Bu çalışmanın amacı, Ece Ayhan’ın eğitim ile ilgili konulara yer verdiği eserlerinde eğitim konusundaki uygulamalara ilişkin saptamalarını ve eğitim ortam ve uygulamalarının nasıl olması gerektiği ile ilgili görüşlerini irdeleyerek bu görüşlerini eğitim akımları çerçevesinde açıklamaktır.

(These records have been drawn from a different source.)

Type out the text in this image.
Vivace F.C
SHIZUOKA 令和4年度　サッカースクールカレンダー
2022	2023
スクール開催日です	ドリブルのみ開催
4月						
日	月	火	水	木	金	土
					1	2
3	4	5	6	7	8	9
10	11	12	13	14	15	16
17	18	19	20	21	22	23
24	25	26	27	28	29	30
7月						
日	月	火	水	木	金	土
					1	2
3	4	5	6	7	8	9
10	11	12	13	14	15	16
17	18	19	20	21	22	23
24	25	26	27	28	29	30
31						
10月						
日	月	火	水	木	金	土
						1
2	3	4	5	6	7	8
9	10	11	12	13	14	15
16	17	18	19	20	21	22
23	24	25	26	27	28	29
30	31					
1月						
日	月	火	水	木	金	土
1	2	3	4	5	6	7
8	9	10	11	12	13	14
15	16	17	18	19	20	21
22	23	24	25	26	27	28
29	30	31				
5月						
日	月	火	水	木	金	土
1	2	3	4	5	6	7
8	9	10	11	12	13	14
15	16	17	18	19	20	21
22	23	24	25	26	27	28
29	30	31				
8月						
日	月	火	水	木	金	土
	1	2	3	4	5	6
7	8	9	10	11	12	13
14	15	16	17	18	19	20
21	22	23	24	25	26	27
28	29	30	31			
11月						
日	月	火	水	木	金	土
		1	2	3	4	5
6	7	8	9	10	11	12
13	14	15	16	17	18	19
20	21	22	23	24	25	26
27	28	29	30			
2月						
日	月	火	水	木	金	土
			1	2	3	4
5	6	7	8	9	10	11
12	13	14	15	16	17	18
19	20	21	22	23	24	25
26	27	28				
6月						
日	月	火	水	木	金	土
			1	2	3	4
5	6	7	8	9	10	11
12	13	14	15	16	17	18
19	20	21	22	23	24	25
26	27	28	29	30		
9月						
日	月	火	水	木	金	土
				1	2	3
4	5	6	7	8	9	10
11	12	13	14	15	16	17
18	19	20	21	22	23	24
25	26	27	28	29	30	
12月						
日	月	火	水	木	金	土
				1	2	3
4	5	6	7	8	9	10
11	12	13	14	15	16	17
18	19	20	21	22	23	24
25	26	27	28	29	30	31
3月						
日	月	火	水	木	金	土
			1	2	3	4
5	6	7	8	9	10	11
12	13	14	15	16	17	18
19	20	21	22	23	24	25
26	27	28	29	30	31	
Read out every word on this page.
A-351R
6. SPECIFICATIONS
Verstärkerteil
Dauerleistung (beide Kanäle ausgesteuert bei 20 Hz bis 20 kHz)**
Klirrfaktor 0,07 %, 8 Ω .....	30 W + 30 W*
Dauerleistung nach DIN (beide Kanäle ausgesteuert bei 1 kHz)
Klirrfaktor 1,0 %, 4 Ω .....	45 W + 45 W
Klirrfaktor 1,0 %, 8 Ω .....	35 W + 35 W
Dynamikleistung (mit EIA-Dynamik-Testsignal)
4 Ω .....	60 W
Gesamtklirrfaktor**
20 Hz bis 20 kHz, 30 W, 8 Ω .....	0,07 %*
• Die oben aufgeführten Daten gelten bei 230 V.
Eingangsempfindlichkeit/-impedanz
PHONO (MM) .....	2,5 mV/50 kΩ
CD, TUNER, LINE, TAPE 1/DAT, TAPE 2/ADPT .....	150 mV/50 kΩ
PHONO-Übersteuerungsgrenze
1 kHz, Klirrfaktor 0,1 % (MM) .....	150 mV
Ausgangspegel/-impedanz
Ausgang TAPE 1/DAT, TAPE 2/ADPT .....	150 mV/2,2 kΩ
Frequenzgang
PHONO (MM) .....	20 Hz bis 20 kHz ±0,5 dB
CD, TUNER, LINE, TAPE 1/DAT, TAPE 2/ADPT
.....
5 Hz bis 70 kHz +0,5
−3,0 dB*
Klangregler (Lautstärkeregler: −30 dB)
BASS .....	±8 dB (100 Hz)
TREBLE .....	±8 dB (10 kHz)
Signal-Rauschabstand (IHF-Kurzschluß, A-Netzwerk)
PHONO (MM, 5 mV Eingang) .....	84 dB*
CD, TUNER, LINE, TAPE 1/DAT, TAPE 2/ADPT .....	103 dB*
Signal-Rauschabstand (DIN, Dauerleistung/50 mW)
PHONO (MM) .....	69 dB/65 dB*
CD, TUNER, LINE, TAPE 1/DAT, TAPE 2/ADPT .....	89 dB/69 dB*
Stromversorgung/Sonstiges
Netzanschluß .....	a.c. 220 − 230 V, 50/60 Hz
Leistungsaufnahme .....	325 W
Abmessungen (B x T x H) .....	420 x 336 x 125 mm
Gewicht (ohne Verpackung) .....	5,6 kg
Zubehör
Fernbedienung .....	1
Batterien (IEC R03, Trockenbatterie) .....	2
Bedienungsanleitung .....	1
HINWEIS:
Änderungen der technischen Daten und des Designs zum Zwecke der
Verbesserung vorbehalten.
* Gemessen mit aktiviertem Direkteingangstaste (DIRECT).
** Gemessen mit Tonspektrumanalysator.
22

Çalışmanın amacı çerçevesinde, şu sorulara yanıt aranmıştır:

1. Ece Ayhan’ın eserlerinde eğitim ile ilgili, a) öğrenci

(3)

b) öğretmen,

c) eğitim ortamları ve uygulamalarına ilişkin saptamaları nelerdir?

2. Ece Ayhan’ın eserlerinde yer alan eğitimle ilgili görüşler hangi eğitim felsefesi yaklaşımlarıyla ilişkilendirilebilir?

Bu sorulara yanıt bulabilmek amacıyla literatür (alanyayın) taramasına dayalı, ilişkisel tarama modelinde ele alınan çalışmada, Ece Ayhan’ın eğitim konusunun geçtiği eserleri taranmış; bu eserlerde ele alınan görüşler öğrenci, öğretmen, eğitim ortamları ve uygulamaları açılarından irdelenmiş ve eğitim felsefesi yaklaşımları ile karşılaştırılarak ilişkilendirilmeye çalışılmıştır. İrdelemeler ve yorumlar, ele alınan boyutlar bakımından ayrılmadan, bütünlük içinde ele alınmıştır.

Adlandırmalar olmamakla birlikte, edebiyat ve diğer alan sanatçılarının eğitim sorunlarına yönelik yaptıkları değerlendirmeleri ile eğitim bilimlerinin kuramsal bilgileri arasında bir ilişkilendirme yapılabilir. Bu çalışmada da, eğitim bilimleri kuram ve uygulamalarına yol göstermede önemli katkıları bulunan kuramsal nitelikteki felsefi akımlar ve eğitim felsefesi yaklaşımlarıyla edebiyat eserleri arasında bir kuram-uygulama eşleştirmesine (Bursalıoğlu, 2003: 100) gidilmiştir.

Bulgular ve Yorumu

Ece Ayhan, her fırsatta değer yargılarına ve görüşlerine toptan karşı olduğunu belirttiği toplumumuzun kalkınmasını geleceğin yetişkinleri olan çocuklarda görmekte ve onların eğitiminin niteliğine çok önem vermektedir. Güncel temalara yöneldiği 1973’ten sonraki şiirlerinde “çocuk” ve “eğitim”, şiirinin yaygın temaları arasında yer alacaktır. Devlet ve Tabiat (Ayhan, 1973) kitabının birinci bölümü, “Orta İkiden Ayrılan

Çocuklar İçin Şiirler” başlığını taşımakta ve on üç şiirden oluşmaktadır. Bunlardan Meçhul Öğrenci Anıtı, Orta İkiden Ayrılan Çocuklar İçin Şiirler, Kendi Kendinin Terzisi Bir Kambur, Vişne Çürüğü Şiirler ve Açık Atlas başlıklı şiirler doğrudan

okullardaki eğitim-öğretim sorunlarına eğilmektedir. Onun neredeyse özel bir dil halini alan şiir dilinin, bu kitapta devlet-birey ilişkileri, eğitim sorunları gibi güncel konulara yönelmesinin de etkisiyle daha kolay çözülebildiği ve daha geniş bir okur kitlesiyle buluştuğu görülmektedir.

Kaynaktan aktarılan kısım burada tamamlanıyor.